Il est possible de mesurer la force des barres dans les galaxies observées dans l'infrarouge. La distribution statistique des forces de barres a été déterminée sur un échantillon de 163 galaxies. L'histogramme résultant (figure 3) montre que les barres très faibles sont rares ; la plupart des galaxies possèdent une barre assez forte. La forme précise de cet histogramme constitue un test pour le scénario de formation des nouvelles barres par accrétion de gaz. On sait déjà que ce mécanisme permet de reformer des barres, mais est-ce vraiment ainsi que les barres ont évolué dans l'Univers ? Les simulations numériques d'accrétion de gaz ont permis de synthétiser un nouvel histogramme de distribution des forces de barres dans des galaxies. En présence d'accrétion de gaz, le résultat observationnel est bien reproduit par ces simulations, à condition d'utiliser le bon taux d'accrétion. Ceci montre que ce scénario d'évolution des galaxies correspond à la réalité. L'interprétation des observations indique également que les galaxies doublent leur masse par accrétion de gaz en dix milliards d'années, soit moins que l'âge de l'Univers. Au contraire, les simulations numériques ne prenant pas en compte l'accrétion de gaz par les galaxies ne reproduisent pas les observations de barres.

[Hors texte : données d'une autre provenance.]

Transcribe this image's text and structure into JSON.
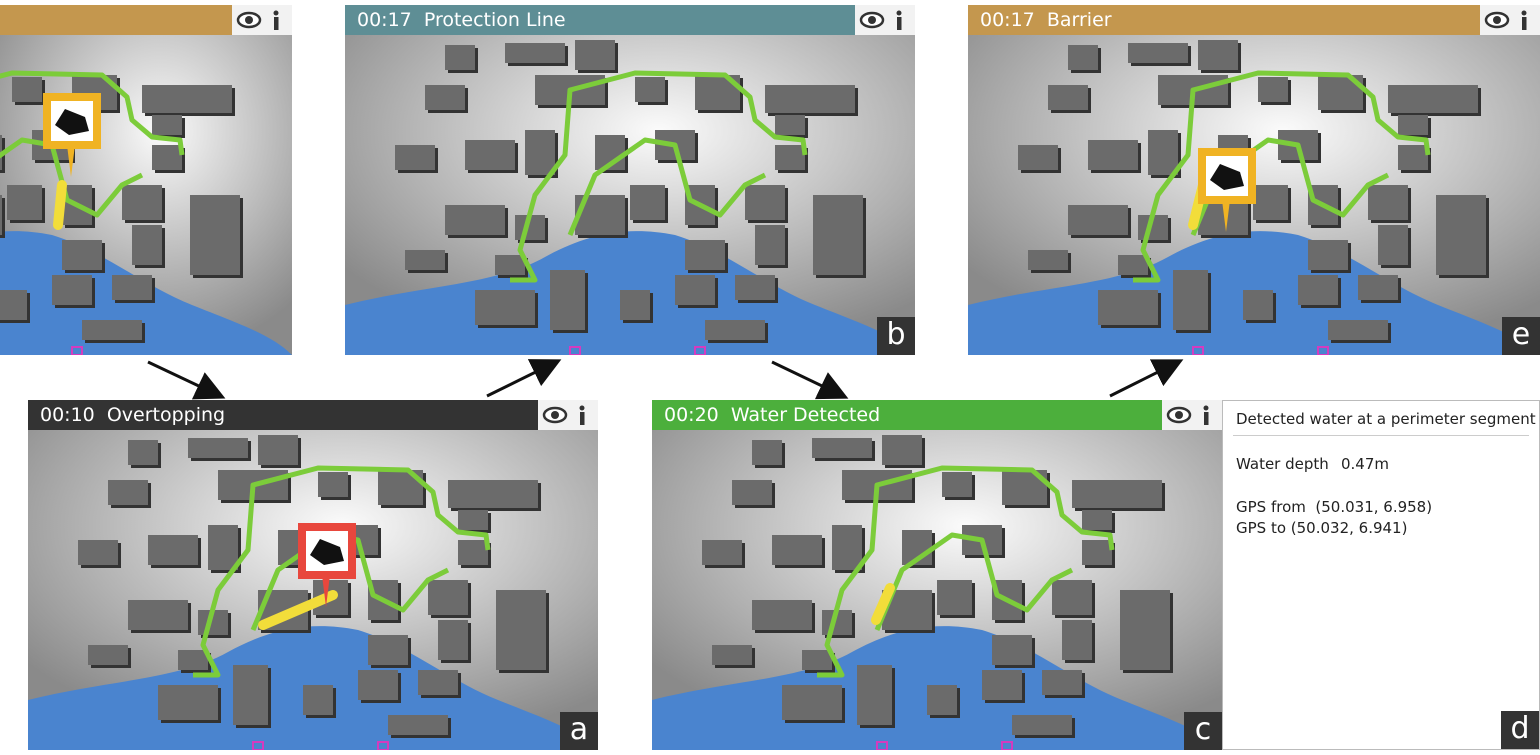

Figure 3: Distribution des forces de barres dans les galaxies voisines de la nôtre : - à gauche : observations, - au centre : simulations de galaxies doublant leur masse en 10 milliards d'années par accrétion de gaz ; c'est ce taux d'accrétion qui donne le meilleur accord avec les observations, - à droite : simulations de galaxies sans accrétion de gaz. © LERMA. CNRS-Observatoire de Paris.

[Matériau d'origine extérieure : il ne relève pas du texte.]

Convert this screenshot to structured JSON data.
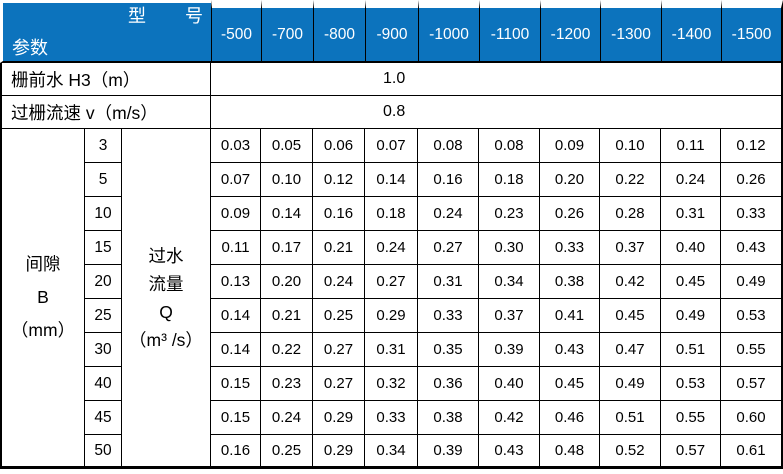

Les barres sont ainsi un traceur de l'évolution des galaxies. Le fait que la plupart des galaxies soient barrées est un résultat visible d'une accrétion continuelle de gaz non observée, qui conduit les galaxies à doubler leur masse en dix milliards d'années. Les galaxies sont donc loin d'être des systèmes isolés ; au contraire elles évoluent en fonction de leur environnement. On sait depuis longtemps qu'elles interagissent parfois entre elles, elles apparaissent maintenant comme des systèmes qui continuent de se former aujourd'hui en accrétant continuellement le gaz qui les entoure.

Source(s): 

F. Bournaud, F. Combes; A&A 392 (September II 2002), 83-102. D. L. Block, F. Bournaud, F. Combes, I. Puerari and R. Buta; A&A 394 (November II 2002), L35-L38 (Section 'Letters').